O empresário ainda pediu um carro por aplicativo para a senhora, mas ela tentou saltar para fora do veículo em movimento e, ao parar perto da rodoviária, desceu correndo pela Avenida Brasil.

“Ela subiu pelo viaduto a pé, fui atrás com o pisca alerta ligado para ninguém atropelar. Andou por horas sem comer ou beber nada. O SAMU depois de muita insistência apareceu. Tentaram se aproximar, mas ela correu gritando que ninguém ia tirar os órgãos dela. A equipe também disse que não podia obrigar ela a entrar na ambulância”, contou Éder.

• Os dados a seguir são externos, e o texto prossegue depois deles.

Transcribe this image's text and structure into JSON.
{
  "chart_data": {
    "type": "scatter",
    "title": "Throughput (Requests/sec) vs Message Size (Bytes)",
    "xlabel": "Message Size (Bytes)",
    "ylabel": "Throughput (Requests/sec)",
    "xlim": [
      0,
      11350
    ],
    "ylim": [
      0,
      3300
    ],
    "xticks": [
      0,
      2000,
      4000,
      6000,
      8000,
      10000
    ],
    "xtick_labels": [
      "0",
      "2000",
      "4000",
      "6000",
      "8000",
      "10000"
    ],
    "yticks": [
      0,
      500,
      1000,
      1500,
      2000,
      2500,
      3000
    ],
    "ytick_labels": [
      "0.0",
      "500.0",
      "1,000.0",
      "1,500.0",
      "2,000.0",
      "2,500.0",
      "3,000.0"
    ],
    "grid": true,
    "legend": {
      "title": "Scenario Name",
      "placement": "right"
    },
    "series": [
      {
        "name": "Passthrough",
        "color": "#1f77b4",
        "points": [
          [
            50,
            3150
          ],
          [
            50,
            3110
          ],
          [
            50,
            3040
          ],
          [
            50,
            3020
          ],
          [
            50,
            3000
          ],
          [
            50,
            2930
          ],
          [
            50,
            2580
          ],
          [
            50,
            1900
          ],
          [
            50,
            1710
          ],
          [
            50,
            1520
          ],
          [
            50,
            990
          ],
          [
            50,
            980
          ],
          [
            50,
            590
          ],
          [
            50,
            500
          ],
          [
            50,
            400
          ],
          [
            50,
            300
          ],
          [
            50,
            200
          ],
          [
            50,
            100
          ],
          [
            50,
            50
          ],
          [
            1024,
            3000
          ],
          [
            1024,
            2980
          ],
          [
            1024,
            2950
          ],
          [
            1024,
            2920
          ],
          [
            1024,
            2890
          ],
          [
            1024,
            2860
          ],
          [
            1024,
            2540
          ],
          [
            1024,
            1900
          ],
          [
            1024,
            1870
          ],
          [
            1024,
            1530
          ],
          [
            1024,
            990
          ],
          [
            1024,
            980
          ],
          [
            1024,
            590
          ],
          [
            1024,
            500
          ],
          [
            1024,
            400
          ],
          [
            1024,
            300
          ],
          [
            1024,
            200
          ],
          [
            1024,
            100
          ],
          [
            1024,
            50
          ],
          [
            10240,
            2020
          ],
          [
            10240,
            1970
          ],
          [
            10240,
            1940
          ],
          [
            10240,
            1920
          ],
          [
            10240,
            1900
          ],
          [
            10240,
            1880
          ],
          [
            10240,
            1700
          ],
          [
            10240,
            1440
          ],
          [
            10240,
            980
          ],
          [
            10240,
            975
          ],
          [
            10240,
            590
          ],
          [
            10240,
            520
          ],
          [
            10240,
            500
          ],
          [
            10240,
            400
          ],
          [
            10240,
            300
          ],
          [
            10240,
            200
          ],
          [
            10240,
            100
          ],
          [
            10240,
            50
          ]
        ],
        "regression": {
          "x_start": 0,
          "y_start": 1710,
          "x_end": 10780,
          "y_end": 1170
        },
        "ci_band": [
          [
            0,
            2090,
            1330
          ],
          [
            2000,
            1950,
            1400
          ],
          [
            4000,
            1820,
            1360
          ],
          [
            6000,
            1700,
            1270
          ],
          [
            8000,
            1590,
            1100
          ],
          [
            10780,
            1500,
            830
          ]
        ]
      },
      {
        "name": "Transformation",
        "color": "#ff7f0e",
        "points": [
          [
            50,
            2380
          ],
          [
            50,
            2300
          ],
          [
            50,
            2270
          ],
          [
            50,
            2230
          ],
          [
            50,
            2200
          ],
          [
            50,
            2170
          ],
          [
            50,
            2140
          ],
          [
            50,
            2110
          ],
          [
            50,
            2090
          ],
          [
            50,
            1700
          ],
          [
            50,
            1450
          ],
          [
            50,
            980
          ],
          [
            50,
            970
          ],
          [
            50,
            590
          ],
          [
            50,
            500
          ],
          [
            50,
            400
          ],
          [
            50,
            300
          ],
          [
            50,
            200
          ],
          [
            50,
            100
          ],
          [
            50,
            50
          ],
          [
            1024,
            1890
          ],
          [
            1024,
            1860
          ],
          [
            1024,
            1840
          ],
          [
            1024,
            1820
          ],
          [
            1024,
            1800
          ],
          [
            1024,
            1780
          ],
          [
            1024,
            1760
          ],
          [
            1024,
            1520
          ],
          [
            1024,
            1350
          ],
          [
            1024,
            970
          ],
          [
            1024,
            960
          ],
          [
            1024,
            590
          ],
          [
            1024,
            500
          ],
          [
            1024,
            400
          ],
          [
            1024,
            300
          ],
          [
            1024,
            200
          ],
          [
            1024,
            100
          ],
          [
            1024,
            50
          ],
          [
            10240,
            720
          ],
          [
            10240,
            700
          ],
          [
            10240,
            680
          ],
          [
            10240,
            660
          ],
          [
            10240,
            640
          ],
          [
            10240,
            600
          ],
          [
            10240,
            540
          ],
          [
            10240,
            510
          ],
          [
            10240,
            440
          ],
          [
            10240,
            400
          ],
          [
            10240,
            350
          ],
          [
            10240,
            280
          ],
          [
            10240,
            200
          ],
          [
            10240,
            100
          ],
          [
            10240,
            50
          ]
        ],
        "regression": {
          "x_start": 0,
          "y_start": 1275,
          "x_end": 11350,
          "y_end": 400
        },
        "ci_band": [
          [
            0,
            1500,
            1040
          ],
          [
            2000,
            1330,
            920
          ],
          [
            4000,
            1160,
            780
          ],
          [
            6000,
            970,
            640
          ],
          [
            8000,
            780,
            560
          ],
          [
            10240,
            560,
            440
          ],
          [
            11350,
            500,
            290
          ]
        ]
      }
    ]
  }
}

“Ela continuou andando e eu tive que desistir de acompanhar porque não tinha mais para quem pedir ajuda. Na Central de Flagrantes disseram que não tinham como acolher e o 156 da prefeitura não atendia. Ela não é moradora de rua. Visivelmente é uma situação atípica em que ela fugiu de algum lugar ou se perdeu”, constatou.

Em tempo

O Portal 6 entrou em contato com a Secretaria Municipal de Desenvolvimento Social para saber o que foi feito para encontrar a idosa, para encontrar a família dela, dar abrigo e ofertar um tratamento psiquiátrico.

A reportagem perguntou também por que não há um canal de denúncias e uma central de acolhimento 24 horas no município, já que as várias tentativas de contato com a Administração Municipal não foram atendidas na madrugada.

Em resposta, a pasta se limitou a dizer que a cidade tem central de acolhimento e disponibilizou abrigo, mas que a idosa recusou e, neste caso “quando há recusa do indivíduo, não é perfil da Assistência Social”.

Afirmou ainda que o 156 é o canal de denúncias 24 horas e ignorou os questionamentos sobre o que foi feito para encontrar a família ou para ofertar a ela um atendimento psiquiátrico.

A situação dela deverá ser acompanhada pelo Centro de Referência Especializado de Assistência Social da cidade.